The satellite images were published by the US space agency for their Images of Change project, which highlights the effects of climate change on the earth.
They also show how urbanization, fire and flood damage have taken their toll, some with devastating changes within a few months and others slowly over decades.
The arctic sea ice
NASA said, “The ice-covered area of the Arctic Ocean increases in winter and then shrinks in summer, usually reaching the lowest point of the year in September.

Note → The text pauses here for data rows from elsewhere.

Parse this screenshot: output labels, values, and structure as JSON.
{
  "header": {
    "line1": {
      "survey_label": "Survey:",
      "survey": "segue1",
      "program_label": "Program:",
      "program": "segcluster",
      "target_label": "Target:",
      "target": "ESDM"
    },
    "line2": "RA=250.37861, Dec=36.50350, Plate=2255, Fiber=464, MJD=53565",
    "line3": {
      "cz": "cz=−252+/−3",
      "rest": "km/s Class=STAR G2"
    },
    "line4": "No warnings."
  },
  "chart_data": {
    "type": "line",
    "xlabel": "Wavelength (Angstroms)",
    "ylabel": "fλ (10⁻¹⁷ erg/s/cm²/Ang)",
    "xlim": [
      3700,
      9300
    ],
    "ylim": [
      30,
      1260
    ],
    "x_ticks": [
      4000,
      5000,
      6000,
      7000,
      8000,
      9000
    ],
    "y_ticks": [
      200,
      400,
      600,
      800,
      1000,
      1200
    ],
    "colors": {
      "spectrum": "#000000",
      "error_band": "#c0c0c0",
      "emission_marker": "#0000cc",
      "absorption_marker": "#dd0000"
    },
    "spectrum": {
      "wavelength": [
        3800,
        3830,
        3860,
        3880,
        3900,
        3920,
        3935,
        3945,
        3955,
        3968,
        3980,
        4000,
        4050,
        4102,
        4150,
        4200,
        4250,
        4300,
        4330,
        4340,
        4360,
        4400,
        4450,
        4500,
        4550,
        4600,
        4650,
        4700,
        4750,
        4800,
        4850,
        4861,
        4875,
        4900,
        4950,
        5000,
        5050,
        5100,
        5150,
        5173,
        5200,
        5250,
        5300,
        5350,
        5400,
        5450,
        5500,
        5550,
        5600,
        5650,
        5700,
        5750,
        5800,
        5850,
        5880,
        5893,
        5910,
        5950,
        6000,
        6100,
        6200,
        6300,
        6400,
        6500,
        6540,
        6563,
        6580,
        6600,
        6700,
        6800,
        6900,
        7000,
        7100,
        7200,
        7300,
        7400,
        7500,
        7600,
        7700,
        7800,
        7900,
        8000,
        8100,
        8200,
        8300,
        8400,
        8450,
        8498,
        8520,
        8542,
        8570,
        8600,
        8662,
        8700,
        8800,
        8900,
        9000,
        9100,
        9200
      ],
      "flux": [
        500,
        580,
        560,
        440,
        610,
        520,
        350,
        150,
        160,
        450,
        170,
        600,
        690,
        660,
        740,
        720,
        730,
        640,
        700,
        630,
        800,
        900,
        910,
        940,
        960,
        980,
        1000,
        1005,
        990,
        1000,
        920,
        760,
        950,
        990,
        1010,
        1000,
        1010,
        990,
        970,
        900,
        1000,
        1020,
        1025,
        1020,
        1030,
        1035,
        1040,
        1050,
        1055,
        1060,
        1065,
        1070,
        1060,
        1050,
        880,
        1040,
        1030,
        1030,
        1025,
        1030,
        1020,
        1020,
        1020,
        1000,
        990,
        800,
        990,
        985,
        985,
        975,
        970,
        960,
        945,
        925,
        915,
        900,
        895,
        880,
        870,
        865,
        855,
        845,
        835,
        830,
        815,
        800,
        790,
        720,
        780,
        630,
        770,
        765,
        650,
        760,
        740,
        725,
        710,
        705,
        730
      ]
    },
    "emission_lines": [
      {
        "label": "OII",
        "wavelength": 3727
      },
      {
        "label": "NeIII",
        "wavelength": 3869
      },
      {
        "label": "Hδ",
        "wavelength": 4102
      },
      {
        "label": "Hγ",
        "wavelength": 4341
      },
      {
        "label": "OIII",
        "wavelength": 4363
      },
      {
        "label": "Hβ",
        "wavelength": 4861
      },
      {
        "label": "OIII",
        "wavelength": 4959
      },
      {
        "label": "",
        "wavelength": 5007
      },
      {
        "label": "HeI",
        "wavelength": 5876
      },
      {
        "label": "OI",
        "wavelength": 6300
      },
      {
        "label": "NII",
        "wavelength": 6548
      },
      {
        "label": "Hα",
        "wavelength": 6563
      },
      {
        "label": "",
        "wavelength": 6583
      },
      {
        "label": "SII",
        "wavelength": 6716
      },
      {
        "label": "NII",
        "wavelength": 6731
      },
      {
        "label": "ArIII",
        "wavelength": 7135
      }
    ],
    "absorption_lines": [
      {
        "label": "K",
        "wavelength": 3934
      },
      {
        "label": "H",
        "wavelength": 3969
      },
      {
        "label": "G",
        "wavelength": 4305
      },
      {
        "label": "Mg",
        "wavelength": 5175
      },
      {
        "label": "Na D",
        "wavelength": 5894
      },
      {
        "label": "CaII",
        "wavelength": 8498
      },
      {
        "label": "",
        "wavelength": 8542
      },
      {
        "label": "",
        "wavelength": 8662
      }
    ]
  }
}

“The 2012 minimum coverage hit a record low since at least 1979, when the first reliable satellite measurements began. These images compare the 1984 minimum, which was roughly the average minimum for 1979-2000, to that of 2012, when the minimum was roughly that Half of it. “
NASA scientist Joey Comiso said, “At the rate at which we are seeing this decline, it is very likely that the Arctic summer sea ice will disappear entirely this century.”
Ice avalanche in the Tibetan Aru Range
NASA said: “The collapse of a glacier tongue on July 17, 2016 caused a huge stream of ice and stone to tumble through a narrow valley in the Tibetan Aru Range.
“Nine people in the remote village of Dungru were killed along with their herds of 350 sheep and 110 yaks.
“The ice avalanche, one of the largest ever recorded, left debris up to 30 meters thick on an area of 10 square kilometers.
“The reason for the breakdown has so far escaped glaciologists.”
Shrinking glaciers in New Zealand
NASA said, “New Zealand contains over 3,000 glaciers, most of which are in the Southern Alps of the South Island. The glaciers have been retreating since 1890, with brief periods of small advances.
“In 2007, scientists at the country’s National Institute for Water and Atmospheric Research (NIWA) attributed this change primarily to global warming.
“Without significant climate cooling, the glaciers would not return to their previous sizes.
“The differences between 1990 and 2017 can be seen in this pair of images, which includes the Müller Glacier, Hooker Glacier and Tasman Glacier, New Zealand’s longest.”
James River Floods in South Dakota
NASA said, “These images show part of the James River in eastern South Dakota.
“The 2015 image shows the river in a typical spring, while the 2020 image overflows its banks.
“This and other sections of the river have been at high water level since spring 2019 False color Images, ice appears light blue and water is dark blue.
“The blue area that merges with the James from below is Putney Slough, which was also flooded.”
Drought in Lake Powell, Arizona and Utah
NASA said, “A prolonged drought coupled with water abstraction has caused a dramatic drop in Lake Powell water levels.
“These images show the northern portion of the lake, which is actually a deep, narrow, meandering reservoir that extends upstream from Arizona to southern Utah.
“The picture from 1999 shows the water level almost full. By May 2014 the lake had sunk to 42 percent of capacity.”
Forest fires are scorching the Argentine pampas
NASA said, “As of mid-December 2016, around two dozen forest fires in Argentina’s pampas have consumed about 2.5 million acres.
“Probably caused by thunderstorms after a period of drought, the first fires started southwest of the city of Bahía Blanca, as shown by small red scars in the picture from December 22nd, which cover an area of about 100,000 acres.
“Despite the rain, the fires continued at the end of December.
“On January 7, 2017, the Landsat 8 satellite’s Operational Land Imager (OLI) captured dramatic images of major red burn scars in the Argentine provinces of La Pampa and Rio Negro.”